Using DistributedSampler with accelerate

I want to run CustomSFTTrainer (inherits SFTTrainer which inturn inherits Trainer class) on a multi-GPU setup using accelerate. I understand that the Trainer class already uses accelerate and hence appropriately creates a dataloader and calls accelerate.prepare(dataloader) in its train method.

However, I fail to understand if it uses DistributedSampler. I noticed that it uses only RandomSampler and accelerate inturn calls SeedableRandomSampler and not a DistributedSampler. I want to run the model on different GPUs with exclusive unique chunks of data so that the training is faster.

How do I use DistrubutedSampler with accelerate and the inbuilt Trainer class?

1 Like

There may be no advantage to explicitly using DistributedSampler…

You don’t have to worry about using a distributed sampler with Accelerate. Whatever your sampler is, Accelerate will automatically shard it for all processes.

I see.
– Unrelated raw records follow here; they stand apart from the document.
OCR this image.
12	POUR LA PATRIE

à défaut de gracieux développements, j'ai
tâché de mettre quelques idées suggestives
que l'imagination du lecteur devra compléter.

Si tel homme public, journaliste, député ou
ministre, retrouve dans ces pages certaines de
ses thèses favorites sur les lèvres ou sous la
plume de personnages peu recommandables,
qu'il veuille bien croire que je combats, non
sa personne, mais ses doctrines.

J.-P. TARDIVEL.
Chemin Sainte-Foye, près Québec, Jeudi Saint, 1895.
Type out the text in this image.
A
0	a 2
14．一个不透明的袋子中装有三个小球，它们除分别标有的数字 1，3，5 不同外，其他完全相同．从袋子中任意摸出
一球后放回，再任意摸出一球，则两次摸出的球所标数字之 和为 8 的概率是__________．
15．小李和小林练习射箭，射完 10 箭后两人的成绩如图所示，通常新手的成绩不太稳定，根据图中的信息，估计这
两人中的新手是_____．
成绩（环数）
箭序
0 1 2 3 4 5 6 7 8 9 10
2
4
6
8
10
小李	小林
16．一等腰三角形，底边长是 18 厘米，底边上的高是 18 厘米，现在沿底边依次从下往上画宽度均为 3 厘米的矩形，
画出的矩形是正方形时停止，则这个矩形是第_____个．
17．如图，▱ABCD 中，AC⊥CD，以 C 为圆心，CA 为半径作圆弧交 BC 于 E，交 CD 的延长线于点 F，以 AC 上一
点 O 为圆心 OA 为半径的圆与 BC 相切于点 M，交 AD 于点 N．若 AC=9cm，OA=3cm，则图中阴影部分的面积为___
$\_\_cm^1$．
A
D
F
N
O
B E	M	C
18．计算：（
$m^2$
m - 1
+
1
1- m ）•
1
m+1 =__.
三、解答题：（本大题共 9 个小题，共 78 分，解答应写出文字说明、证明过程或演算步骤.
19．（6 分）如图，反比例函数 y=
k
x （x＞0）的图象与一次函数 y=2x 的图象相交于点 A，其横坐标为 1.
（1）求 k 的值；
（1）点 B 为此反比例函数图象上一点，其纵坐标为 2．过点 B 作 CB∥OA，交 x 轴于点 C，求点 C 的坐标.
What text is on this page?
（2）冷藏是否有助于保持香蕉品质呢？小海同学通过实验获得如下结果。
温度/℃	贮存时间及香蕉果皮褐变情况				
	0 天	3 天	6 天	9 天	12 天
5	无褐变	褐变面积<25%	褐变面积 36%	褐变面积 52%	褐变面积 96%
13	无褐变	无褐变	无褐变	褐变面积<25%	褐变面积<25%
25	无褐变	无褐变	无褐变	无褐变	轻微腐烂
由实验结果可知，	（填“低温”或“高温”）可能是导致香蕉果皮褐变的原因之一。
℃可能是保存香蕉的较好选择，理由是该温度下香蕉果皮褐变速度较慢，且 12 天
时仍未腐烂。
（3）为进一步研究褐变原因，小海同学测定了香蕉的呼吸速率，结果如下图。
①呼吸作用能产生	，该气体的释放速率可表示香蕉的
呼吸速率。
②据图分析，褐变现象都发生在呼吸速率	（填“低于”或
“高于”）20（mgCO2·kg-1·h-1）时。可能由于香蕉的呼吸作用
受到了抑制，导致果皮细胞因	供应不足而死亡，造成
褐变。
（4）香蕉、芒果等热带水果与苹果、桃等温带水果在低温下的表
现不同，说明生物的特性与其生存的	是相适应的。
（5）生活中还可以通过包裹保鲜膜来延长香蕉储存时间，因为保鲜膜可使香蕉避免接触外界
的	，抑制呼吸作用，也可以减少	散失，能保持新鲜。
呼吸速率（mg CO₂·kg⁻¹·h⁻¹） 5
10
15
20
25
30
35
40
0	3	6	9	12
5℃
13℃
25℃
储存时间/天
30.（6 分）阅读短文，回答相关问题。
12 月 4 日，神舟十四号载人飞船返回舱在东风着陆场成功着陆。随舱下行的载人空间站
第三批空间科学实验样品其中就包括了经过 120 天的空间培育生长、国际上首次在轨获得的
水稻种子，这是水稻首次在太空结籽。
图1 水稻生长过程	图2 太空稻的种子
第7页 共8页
So, just to be clear, Accelerate will ensure that, given any sampler, the data will be split exclusively for each GPU? Interesting, because I wasn’t able to find this functionality in the prepare_dataloader method of the Accelerate function. Is it wrapped in any other Accelerate method?

1 Like

It’s hard to tell what’s where in the code of the library in charge of optimization…
There’s no example that directly mentions the mechanism.

This topic was automatically closed 12 hours after the last reply. New replies are no longer allowed.